Low Carb Pumpkin Cheesecake Bites
You guys know what happens once pumpkin season arrives, as soon as fall hits everyone freaks out and gets that crazy pumpkin spice look in their eyes. I'm not knocking it, I am on the pumpkin train too. That is why when I found these low carb pumpkin cheesecake bites over at Low Carb With Jennifer, I couldn't wait to make them! I made them for our keto mixer last Sunday and they were a HUGE hit! I must admit, I made about 30 of them and only 15 actually made it to the mixer. Oops! Thank you, Jennifer, for this delicious recipe! I can't wait to make them again :)
- 1 8oz softened cream cheese (full fat)
- 1/2 cup pumpkin puree
- 1/2 cup coconut flour
- 1/3 cup plus 1 tbsp powdered sweetener (I used Swerve)
- 1 tsp pumpkin pie spice
- 1/4 cup roasted pumpkin seeds (pepitas)

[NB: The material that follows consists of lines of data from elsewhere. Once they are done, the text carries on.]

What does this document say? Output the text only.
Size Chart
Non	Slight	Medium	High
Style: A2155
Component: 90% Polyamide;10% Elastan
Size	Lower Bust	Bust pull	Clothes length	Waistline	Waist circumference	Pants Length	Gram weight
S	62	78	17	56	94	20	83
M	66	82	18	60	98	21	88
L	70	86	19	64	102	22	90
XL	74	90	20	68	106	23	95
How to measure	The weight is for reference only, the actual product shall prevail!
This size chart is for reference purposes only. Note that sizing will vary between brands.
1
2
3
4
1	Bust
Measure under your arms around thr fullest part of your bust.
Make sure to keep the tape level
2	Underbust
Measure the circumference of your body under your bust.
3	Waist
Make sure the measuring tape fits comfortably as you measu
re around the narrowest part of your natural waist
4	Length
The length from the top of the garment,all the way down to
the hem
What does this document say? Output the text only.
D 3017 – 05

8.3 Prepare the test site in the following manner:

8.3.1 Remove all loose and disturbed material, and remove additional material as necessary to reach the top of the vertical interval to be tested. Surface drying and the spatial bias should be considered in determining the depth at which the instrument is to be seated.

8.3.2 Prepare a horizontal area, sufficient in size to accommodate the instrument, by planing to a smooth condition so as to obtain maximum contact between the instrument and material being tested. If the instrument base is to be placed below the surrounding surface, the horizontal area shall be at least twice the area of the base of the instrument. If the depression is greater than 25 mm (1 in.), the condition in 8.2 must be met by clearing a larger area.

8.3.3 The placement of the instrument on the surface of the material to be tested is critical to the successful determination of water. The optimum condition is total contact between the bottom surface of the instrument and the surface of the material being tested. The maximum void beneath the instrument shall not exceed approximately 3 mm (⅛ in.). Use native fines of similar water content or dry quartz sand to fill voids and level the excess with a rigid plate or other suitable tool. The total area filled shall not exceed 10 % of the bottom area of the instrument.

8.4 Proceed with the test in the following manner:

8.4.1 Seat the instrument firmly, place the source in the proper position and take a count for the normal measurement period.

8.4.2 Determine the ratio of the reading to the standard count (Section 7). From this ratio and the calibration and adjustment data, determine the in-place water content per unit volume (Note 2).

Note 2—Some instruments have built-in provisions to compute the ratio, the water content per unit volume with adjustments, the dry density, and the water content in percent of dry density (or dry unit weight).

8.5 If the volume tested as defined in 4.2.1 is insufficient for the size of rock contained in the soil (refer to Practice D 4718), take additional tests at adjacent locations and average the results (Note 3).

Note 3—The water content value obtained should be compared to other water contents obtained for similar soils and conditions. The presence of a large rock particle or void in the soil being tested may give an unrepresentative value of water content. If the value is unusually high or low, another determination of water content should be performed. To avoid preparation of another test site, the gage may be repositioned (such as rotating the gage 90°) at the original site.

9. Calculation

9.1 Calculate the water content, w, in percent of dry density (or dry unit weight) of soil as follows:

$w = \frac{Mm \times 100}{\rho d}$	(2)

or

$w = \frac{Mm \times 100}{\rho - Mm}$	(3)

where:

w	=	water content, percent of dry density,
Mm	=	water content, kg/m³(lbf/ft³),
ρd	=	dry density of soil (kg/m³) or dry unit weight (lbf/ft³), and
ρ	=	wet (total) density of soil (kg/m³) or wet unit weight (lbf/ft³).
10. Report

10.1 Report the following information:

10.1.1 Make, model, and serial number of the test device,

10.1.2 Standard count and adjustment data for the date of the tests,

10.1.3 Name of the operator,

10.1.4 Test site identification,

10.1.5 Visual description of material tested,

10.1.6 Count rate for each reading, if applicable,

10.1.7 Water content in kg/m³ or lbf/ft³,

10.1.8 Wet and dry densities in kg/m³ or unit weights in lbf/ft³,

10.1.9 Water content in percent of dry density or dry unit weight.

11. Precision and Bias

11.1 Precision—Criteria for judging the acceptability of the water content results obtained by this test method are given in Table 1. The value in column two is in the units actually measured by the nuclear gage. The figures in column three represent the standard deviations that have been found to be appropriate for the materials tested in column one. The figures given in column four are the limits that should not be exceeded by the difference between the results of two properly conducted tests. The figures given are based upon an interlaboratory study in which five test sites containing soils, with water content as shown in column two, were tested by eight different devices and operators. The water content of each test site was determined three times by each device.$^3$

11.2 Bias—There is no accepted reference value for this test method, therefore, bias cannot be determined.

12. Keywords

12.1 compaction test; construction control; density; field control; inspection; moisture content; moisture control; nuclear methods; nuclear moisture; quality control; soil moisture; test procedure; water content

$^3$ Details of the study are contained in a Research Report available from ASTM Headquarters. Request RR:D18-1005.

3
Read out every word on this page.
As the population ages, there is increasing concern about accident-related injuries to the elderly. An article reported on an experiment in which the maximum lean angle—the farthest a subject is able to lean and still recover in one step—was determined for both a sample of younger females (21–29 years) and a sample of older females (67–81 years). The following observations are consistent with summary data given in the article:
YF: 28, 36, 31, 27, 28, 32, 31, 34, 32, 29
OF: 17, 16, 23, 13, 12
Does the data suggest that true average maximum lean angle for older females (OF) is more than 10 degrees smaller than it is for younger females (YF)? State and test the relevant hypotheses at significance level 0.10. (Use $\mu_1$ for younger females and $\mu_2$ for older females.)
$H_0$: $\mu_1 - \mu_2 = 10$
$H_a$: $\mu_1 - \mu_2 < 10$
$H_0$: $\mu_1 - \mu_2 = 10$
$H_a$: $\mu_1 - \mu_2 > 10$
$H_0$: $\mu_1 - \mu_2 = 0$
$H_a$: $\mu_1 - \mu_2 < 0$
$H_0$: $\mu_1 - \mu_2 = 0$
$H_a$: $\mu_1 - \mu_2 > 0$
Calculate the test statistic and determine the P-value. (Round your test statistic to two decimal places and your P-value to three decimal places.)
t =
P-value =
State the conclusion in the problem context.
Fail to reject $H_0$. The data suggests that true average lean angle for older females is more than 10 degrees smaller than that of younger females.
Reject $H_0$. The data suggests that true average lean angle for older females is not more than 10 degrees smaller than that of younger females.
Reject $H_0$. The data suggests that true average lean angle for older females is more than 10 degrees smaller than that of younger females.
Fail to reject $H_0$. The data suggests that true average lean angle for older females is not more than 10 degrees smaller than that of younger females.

- In a large bowl or stand mixer, add cream cheese and pumpkin puree. mix to combine.
- add coconut flour, 1/3 cup sweetener, and pumpkin pie spice. Mix to combine.
- In a food processor or bullet, add pumpkin seeds and 1 tbsp sweetener. Pulse until it resembles coarse crumbs.
- Roll the cream cheese mixture into tablespoon sized balls and coat with the pulsed pumpkin seeds. Set aside
- refrigerate for 1 hour if desired.
Makes 18-20 balls. Nutrition info is for 3 balls.